Photo Jonathan Blair

Wednesday, February 19, 2014

There is no "Beyond NAFTA"

IN 1994, NAFTA was as much integration as the needs and politics of its three member countries could afford them. Twenty years later current politics are less amenable than they were to deeper integration, and needs are fewer. Treaties are tougher to undo than to do, and NAFTA won't disappear. But a sequel --better, bigger, deeper--will just not happen. We are back to bilateral agendas, and we should focus on them.

North-American integration had two pillars: the auto industry, with truly North-American production chains, and the energy dependence of the United States on its two neighbours. Only the first was really a trilateral agenda and as the industry is now reconsolidating along a US-Mexico axis, with Canada an increasingly marginal partner, a core rationale for regional integration is withering. Energy proved crucial to the Canada-US deal, but was left out of NAFTA because of nationalist qualms in Mexico. Still, the US's unquenchable thirst for energy, and the reserves and investment needs of its neighbours created a sense of regional interdependence. This second pillar is now crumbling as shale oil and gas transform the US into a self-sufficient energy behemoth.

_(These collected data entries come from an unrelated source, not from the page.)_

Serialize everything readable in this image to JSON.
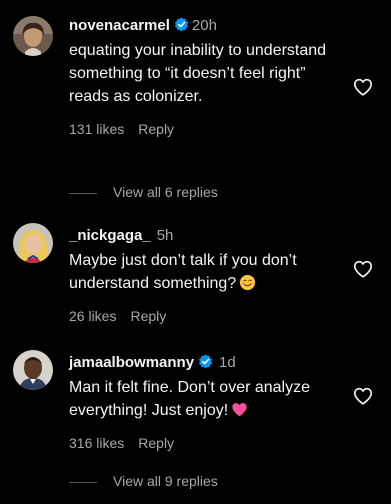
{
  "comments": [
    {
      "username": "novenacarmel",
      "verified": true,
      "time": "20h",
      "text": "equating your inability to understand something to “it doesn’t feel right” reads as colonizer.",
      "likes": "131 likes",
      "reply": "Reply",
      "view_replies": "View all 6 replies"
    },
    {
      "username": "_nickgaga_",
      "verified": false,
      "time": "5h",
      "text": "Maybe just don’t talk if you don’t understand something?",
      "emoji": "smiling-face-emoji",
      "likes": "26 likes",
      "reply": "Reply"
    },
    {
      "username": "jamaalbowmanny",
      "verified": true,
      "time": "1d",
      "text": "Man it felt fine. Don’t over analyze everything! Just enjoy!",
      "emoji": "pink-heart-emoji",
      "likes": "316 likes",
      "reply": "Reply",
      "view_replies": "View all 9 replies"
    }
  ],
  "icons": {
    "like": "heart-outline-icon",
    "verified": "verified-badge-icon"
  },
  "colors": {
    "background": "#000000",
    "primary_text": "#f5f5f5",
    "secondary_text": "#a8a8a8",
    "verified_blue": "#0095f6",
    "emoji_heart": "#ff4f9a"
  }
}
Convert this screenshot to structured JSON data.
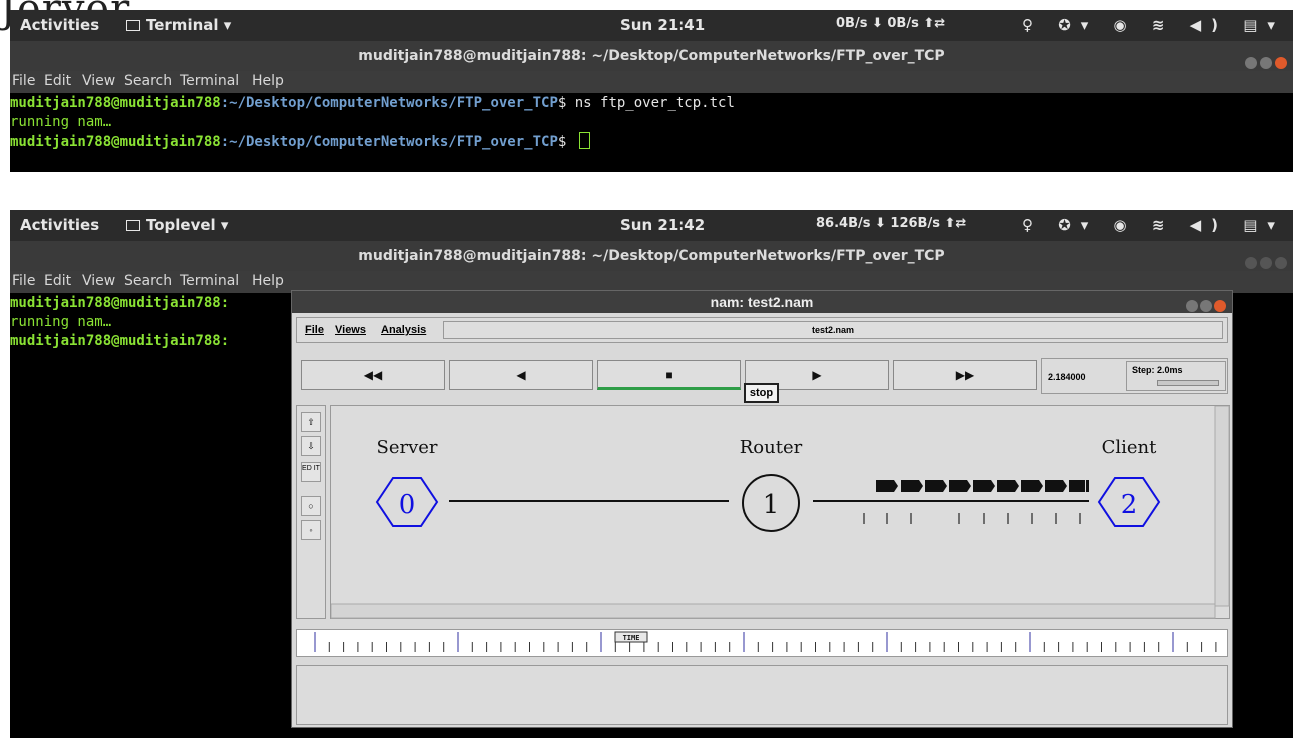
{
  "heading_fragment": "Jerver.",
  "shot1": {
    "topbar": {
      "activities": "Activities",
      "app": "Terminal ▾",
      "clock": "Sun 21:41",
      "net": "0B/s ⬇   0B/s ⬆⇄",
      "status_icons": "♀ ✪▾ ◉ ≋ ◀) ▤▾"
    },
    "window_title": "muditjain788@muditjain788: ~/Desktop/ComputerNetworks/FTP_over_TCP",
    "menu": [
      "File",
      "Edit",
      "View",
      "Search",
      "Terminal",
      "Help"
    ],
    "terminal": {
      "user_host": "muditjain788@muditjain788",
      "path": ":~/Desktop/ComputerNetworks/FTP_over_TCP",
      "prompt": "$ ",
      "command": "ns ftp_over_tcp.tcl",
      "output": "running nam…"
    }
  },
  "shot2": {
    "topbar": {
      "activities": "Activities",
      "app": "Toplevel ▾",
      "clock": "Sun 21:42",
      "net": "86.4B/s ⬇  126B/s ⬆⇄",
      "status_icons": "♀ ✪▾ ◉ ≋ ◀) ▤▾"
    },
    "window_title": "muditjain788@muditjain788: ~/Desktop/ComputerNetworks/FTP_over_TCP",
    "menu": [
      "File",
      "Edit",
      "View",
      "Search",
      "Terminal",
      "Help"
    ],
    "terminal": {
      "user_host_clipped": "muditjain788@muditjain788:",
      "output": "running nam…"
    },
    "nam": {
      "title": "nam: test2.nam",
      "menu": [
        "File",
        "Views",
        "Analysis"
      ],
      "filename": "test2.nam",
      "controls": [
        "◀◀",
        "◀",
        "■",
        "▶",
        "▶▶"
      ],
      "tooltip": "stop",
      "time_value": "2.184000",
      "step_label": "Step: 2.0ms",
      "tools": [
        "⇧",
        "⇩",
        "ED IT",
        "○",
        "◦"
      ],
      "timeline_marker": "TIME",
      "nodes": [
        {
          "id": "0",
          "label": "Server"
        },
        {
          "id": "1",
          "label": "Router"
        },
        {
          "id": "2",
          "label": "Client"
        }
      ]
    }
  },
  "colors": {
    "prompt_user": "#8ae234",
    "prompt_path": "#729fcf",
    "node_blue": "#1010e0",
    "play_bar": "#2e9d47"
  }
}
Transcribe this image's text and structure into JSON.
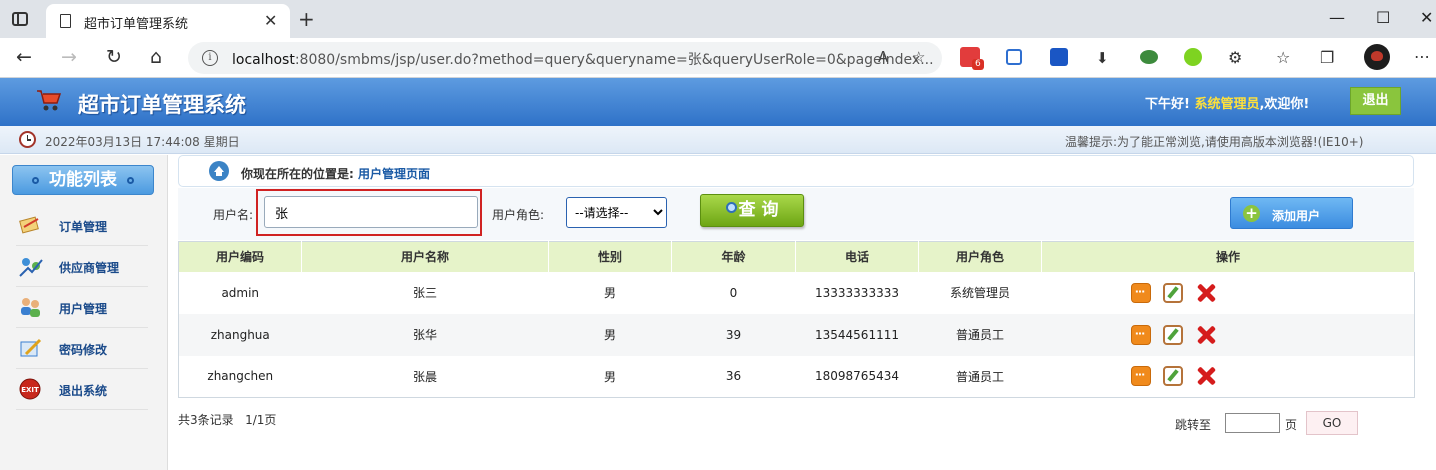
{
  "browser": {
    "tab_title": "超市订单管理系统",
    "url_host": "localhost",
    "url_rest": ":8080/smbms/jsp/user.do?method=query&queryname=张&queryUserRole=0&pageIndex...",
    "ext_badge": "6"
  },
  "header": {
    "title": "超市订单管理系统",
    "greeting_prefix": "下午好!",
    "role": "系统管理员",
    "greeting_suffix": ",欢迎你!",
    "logout": "退出"
  },
  "subheader": {
    "datetime": "2022年03月13日 17:44:08 星期日",
    "tip": "温馨提示:为了能正常浏览,请使用高版本浏览器!(IE10+)"
  },
  "sidebar": {
    "title": "功能列表",
    "items": [
      {
        "label": "订单管理",
        "icon": "order-icon"
      },
      {
        "label": "供应商管理",
        "icon": "provider-icon"
      },
      {
        "label": "用户管理",
        "icon": "users-icon"
      },
      {
        "label": "密码修改",
        "icon": "password-icon"
      },
      {
        "label": "退出系统",
        "icon": "exit-icon"
      }
    ]
  },
  "breadcrumb": {
    "prefix": "你现在所在的位置是:",
    "current": "用户管理页面"
  },
  "search": {
    "name_label": "用户名:",
    "name_value": "张",
    "role_label": "用户角色:",
    "role_selected": "--请选择--",
    "query_button": "查 询",
    "add_button": "添加用户"
  },
  "table": {
    "headers": [
      "用户编码",
      "用户名称",
      "性别",
      "年龄",
      "电话",
      "用户角色",
      "操作"
    ],
    "rows": [
      {
        "code": "admin",
        "name": "张三",
        "gender": "男",
        "age": "0",
        "phone": "13333333333",
        "role": "系统管理员"
      },
      {
        "code": "zhanghua",
        "name": "张华",
        "gender": "男",
        "age": "39",
        "phone": "13544561111",
        "role": "普通员工"
      },
      {
        "code": "zhangchen",
        "name": "张晨",
        "gender": "男",
        "age": "36",
        "phone": "18098765434",
        "role": "普通员工"
      }
    ]
  },
  "pagination": {
    "records": "共3条记录   1/1页",
    "jump_label": "跳转至",
    "page_unit": "页",
    "go": "GO"
  },
  "colors": {
    "header_blue": "#3a7fd0",
    "table_header": "#e6f3c9",
    "query_green": "#8ac53d",
    "focus_red": "#d02222"
  }
}
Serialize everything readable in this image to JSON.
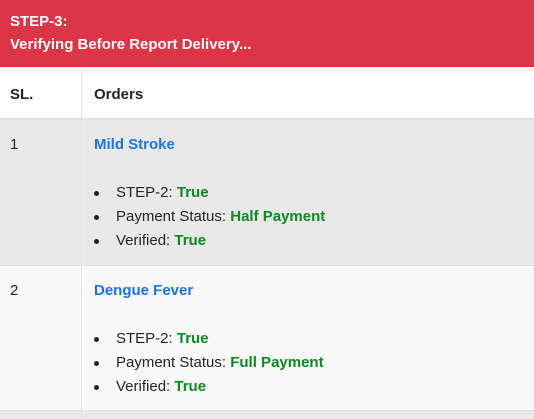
{
  "header": {
    "line1": "STEP-3:",
    "line2": "Verifying Before Report Delivery..."
  },
  "table": {
    "columns": [
      "SL.",
      "Orders"
    ],
    "rows": [
      {
        "sl": "1",
        "title": "Mild Stroke",
        "items": [
          {
            "label": "STEP-2: ",
            "value": "True"
          },
          {
            "label": "Payment Status: ",
            "value": "Half Payment"
          },
          {
            "label": "Verified: ",
            "value": "True"
          }
        ]
      },
      {
        "sl": "2",
        "title": "Dengue Fever",
        "items": [
          {
            "label": "STEP-2: ",
            "value": "True"
          },
          {
            "label": "Payment Status: ",
            "value": "Full Payment"
          },
          {
            "label": "Verified: ",
            "value": "True"
          }
        ]
      }
    ]
  },
  "colors": {
    "header_bg": "#dc3545",
    "link": "#1a73e8",
    "status_value": "#0a8a1f",
    "row_odd_bg": "#e9e9e9",
    "row_even_bg": "#f9f9f9"
  }
}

Twenty years go, moreover, there was no China factor. Yes "Asia-Pacific" was seen as the world's forthcoming engine of growth, but nobody could sensibly bet the house on Asian markets or see them credibly as an alternative to America's. How things have changed. China's share of Canada's trade is increasing as fast as the US' share is declining. The simple fact that Obama could dither for so long on Keystone shows how weak Canada's hand has become on what used to be the central strategic vulnerability of its neighbour. Obviously, killing Keystone will precipitate Canada's turn to Asia, but approving it would not alter the fundamentals: the two countries' economies are drifting apart and soon, the old joke about Canada getting the flu each time the US coughs will need to be "chinezed."

Mexico has been moving in the same direction, as China has become the country's second largest trade partner. The movement, however, is much slower and likely to be much less radical than for Canada. The degree of economic, social and cultural integration of the border area, now reinforced by the redeployment of the auto-industry, has created a level of interdependence that has probably never existed between Canada and the US.

With trilateral stakes so low, there is no logical reason for current administrations to spend scarce political capital on deeper integration and, surprise, surprise, they don't. Meanwhile, however, bilateral agendas pile up: infrastructure, security, environment, water, migration, visas, standards, and so on. The best way to address those challenges is to frame them from the outset as bilateral issues. 

In that new landscape, the US remains Canada's most important partner, especially, if anything, as its increasingly resource-dependent economy is now hooked--both literally and figuratively--on China. Mexico, moreover, matters for Canada and it is just ridiculous that some progress on travel restrictions had to wait for a trilateral meeting to take place. As a significant trade partner, an important link in the value chains of major Canadian companies, and a society with which increasingly close links have been built over the years, it merits more attention from "the Centre" than it has received. That attention should be freed from the NAFTA shackles in which it is still stuck in much public discussion and policy development.


Continentalism and North-American integration made lots of sense a generation ago and clever political leaders seized the day. The very same ideas have now become blinders. We should drop them.